We’ve made do with run of the mill strikers who never really combined well along with us never having found adequate replacements for the strike duo of Trezeguet and Del Piero. Signing Llorente and particularly Carlos Tevez has certainly changed a lot of that. They started to play their best football together after we’d been eliminated from the Champions League, so the hope was that a consistent strike duo that had a better understanding of one another would make the different for us in Europe.

Q – Should you make it through, how far do you think you can go this year? Could Juve win the Champions League?

It’s so difficult to judge Juve in Europe because you never know which side is going to show up! We can be our own worst enemy at times, last season being a perfect example where we should have beaten Galatasaray at home and we certainly outplayed Real Madrid for large portions of the match and deserved more than a draw.

This season we look to have turned a corner since the change in formation and there seems to be more creativity in the final third of the pitch, something that was sorely lacking in last season’s Champions League campaign. I think realistically, we should qualify from the group but then it will all depend on the draw and how we approach the games that follow.

Juve seem to lack confidence in Europe and sometimes we only start to play our football after we concede and have our backs up against the wall. If we can keep our concentration and get rid of our inferiority complex, I think we can make it to the quarter finals at least which would be an improvement.

Q – Atlético have an old adversary of Juve’s in Alessio Cerci­, although we haven’t seen much of him so far in red and white. Could you shed any light on him for us?

Cerci can be a frustrating player at the best of times, but a very talented one as well. He can play as a second striker but has predominantly featured as a winger at all the clubs he’s played for, most notably his last two standout seasons with Torino. He seems to play his best football when he’s on the right wing and given the chance to cut in and shoot on his favoured left; He reminds me little of Arjen Robben in that sense.

He’s a great penalty taker and has a lot of pace but he always struck me a player that needs the fans on his side.

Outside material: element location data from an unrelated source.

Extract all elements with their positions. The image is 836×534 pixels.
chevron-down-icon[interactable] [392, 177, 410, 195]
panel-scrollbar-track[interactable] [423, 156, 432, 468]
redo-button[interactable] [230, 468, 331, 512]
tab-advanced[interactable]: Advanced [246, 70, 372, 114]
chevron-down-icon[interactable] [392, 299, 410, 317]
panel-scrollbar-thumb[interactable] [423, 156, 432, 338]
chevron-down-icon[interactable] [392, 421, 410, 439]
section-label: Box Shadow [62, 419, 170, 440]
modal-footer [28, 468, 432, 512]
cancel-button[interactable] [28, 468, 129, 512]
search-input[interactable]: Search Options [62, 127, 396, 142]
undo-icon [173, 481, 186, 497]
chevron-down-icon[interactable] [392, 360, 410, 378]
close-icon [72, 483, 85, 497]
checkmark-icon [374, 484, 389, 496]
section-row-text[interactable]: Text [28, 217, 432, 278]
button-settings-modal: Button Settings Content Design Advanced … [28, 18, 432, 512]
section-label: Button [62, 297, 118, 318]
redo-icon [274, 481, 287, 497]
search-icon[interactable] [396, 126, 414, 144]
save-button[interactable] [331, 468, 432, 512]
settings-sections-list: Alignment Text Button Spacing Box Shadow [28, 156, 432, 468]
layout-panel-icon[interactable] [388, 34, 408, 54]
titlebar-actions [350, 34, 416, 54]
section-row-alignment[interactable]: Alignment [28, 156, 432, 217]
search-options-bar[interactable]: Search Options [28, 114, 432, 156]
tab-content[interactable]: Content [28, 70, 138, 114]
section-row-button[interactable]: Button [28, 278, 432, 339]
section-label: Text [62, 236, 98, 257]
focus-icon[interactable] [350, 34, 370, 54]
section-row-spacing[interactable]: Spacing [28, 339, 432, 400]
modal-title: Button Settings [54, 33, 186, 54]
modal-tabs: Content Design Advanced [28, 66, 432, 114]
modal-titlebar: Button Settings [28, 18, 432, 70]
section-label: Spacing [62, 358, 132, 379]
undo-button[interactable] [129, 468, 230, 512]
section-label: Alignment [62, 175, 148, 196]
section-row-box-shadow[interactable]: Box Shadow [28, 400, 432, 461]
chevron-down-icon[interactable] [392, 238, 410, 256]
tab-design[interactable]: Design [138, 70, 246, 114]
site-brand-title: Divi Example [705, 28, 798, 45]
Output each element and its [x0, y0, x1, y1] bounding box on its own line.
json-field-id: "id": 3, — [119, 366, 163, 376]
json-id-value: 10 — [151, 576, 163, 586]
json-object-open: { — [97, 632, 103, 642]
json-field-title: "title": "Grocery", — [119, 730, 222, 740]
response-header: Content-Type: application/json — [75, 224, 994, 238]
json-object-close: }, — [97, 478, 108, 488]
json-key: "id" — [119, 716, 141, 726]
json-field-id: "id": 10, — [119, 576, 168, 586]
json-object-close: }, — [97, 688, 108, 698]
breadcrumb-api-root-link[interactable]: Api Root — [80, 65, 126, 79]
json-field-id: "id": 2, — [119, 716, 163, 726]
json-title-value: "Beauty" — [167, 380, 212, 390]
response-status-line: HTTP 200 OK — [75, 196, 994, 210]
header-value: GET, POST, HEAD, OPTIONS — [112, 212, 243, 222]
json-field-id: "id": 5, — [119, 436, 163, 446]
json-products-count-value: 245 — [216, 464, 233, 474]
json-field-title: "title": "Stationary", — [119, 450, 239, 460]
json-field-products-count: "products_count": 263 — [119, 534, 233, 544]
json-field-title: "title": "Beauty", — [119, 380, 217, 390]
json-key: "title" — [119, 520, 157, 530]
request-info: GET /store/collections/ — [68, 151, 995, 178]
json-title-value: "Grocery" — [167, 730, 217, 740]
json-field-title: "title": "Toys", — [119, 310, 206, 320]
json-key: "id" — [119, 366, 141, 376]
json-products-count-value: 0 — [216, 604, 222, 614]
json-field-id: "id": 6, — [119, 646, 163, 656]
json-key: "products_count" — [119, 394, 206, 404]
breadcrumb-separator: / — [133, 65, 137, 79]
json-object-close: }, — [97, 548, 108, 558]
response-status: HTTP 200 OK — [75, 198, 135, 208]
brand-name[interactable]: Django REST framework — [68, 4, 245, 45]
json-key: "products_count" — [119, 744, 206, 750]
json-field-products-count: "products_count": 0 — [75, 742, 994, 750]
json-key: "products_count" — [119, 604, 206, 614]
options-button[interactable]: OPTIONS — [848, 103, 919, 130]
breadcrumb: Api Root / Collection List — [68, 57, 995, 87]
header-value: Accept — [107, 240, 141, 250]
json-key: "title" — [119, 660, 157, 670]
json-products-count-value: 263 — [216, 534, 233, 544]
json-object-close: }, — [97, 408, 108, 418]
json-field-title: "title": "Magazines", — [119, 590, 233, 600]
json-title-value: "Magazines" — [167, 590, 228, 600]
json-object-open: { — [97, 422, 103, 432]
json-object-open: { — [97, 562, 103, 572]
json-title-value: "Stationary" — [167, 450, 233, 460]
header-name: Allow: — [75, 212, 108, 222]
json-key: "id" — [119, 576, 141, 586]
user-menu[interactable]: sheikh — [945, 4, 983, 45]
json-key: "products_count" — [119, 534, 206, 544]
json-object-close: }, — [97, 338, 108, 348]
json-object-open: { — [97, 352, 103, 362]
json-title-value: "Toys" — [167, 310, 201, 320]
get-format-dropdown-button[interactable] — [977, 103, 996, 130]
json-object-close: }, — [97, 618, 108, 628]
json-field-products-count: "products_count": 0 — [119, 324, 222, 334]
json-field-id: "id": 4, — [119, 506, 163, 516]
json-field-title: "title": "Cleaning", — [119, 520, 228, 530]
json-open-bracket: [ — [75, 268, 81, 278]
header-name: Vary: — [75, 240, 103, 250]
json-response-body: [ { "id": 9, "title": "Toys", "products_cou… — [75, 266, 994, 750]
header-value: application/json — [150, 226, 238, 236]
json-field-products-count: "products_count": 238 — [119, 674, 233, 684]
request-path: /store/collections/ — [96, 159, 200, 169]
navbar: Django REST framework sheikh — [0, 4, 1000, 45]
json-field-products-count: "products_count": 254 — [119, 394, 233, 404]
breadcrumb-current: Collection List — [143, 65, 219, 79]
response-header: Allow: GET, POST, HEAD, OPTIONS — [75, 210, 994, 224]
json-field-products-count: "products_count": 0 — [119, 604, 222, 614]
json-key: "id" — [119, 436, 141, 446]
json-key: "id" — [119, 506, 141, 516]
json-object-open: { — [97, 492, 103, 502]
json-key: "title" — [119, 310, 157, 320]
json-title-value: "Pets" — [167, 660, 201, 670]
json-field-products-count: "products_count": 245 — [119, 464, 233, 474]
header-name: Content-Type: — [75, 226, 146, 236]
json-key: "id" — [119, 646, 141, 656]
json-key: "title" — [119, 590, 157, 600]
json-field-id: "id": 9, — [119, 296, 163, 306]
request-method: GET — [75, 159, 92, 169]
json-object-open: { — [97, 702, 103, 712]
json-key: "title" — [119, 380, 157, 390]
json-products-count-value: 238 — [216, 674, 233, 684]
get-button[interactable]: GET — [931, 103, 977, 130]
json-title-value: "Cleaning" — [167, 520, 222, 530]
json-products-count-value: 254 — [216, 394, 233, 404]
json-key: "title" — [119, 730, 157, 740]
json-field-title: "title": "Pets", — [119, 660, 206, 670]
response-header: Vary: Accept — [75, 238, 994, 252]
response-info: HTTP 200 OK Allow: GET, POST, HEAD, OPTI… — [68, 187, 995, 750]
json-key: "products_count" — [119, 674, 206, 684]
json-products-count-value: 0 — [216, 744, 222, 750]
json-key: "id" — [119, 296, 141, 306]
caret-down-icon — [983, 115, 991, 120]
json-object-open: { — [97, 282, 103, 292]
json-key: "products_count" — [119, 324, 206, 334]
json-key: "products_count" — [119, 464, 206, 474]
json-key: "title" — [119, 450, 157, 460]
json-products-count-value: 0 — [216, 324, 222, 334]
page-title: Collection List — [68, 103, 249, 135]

He had a falling out with the Fiorentina tifosi which made his last season there unbearable until he finally patched things up. If he does start to feature regularly he’ll need the supporters behind him to show the very best of what he can offer.

Q – If you could sign one player from Atleti who would it be?

Antoine Griezmann looks like one for the future and his talent is there for all to see, but i’d have to go with Mario Mandzukic; A brilliant striker who Juventus should have gone all out to sign when we had the chance. He reminds me a great deal of a David Trezeguet, a player that we never managed to replace in the years since his departure.

Mandzukic has surprising pace, superb vision and great control but most of all, he can finish chances just like Trezeguet used to; a touch to bring the ball under control and another to put it past the keeper. He’s utterly clinical and so composed in the penalty area while holding up the play so well and having such precision in his first touch. He looks to be another in the long line of star strikers to have played for Atletico.

Q – Finally, care to give us a prediction for the match?

It’s a really tough one to call but I’ve seen Juve grind out results when they really need them. I think I’d go for a slender 2-1 to Juve.


You can see for yourself how we get on against Juventus, with the game tomorrow night at 20:45 CEST.

  • Urban

    Nice interview, I see that the cooperation within the FC is bearing its first fruits. No journalist will ever have as thorough knowledge as a fan.

    And I think we could settle on the proposed result.

  • Very nice interview, guys. Enjoyed reading it. Thanks for this kind of things.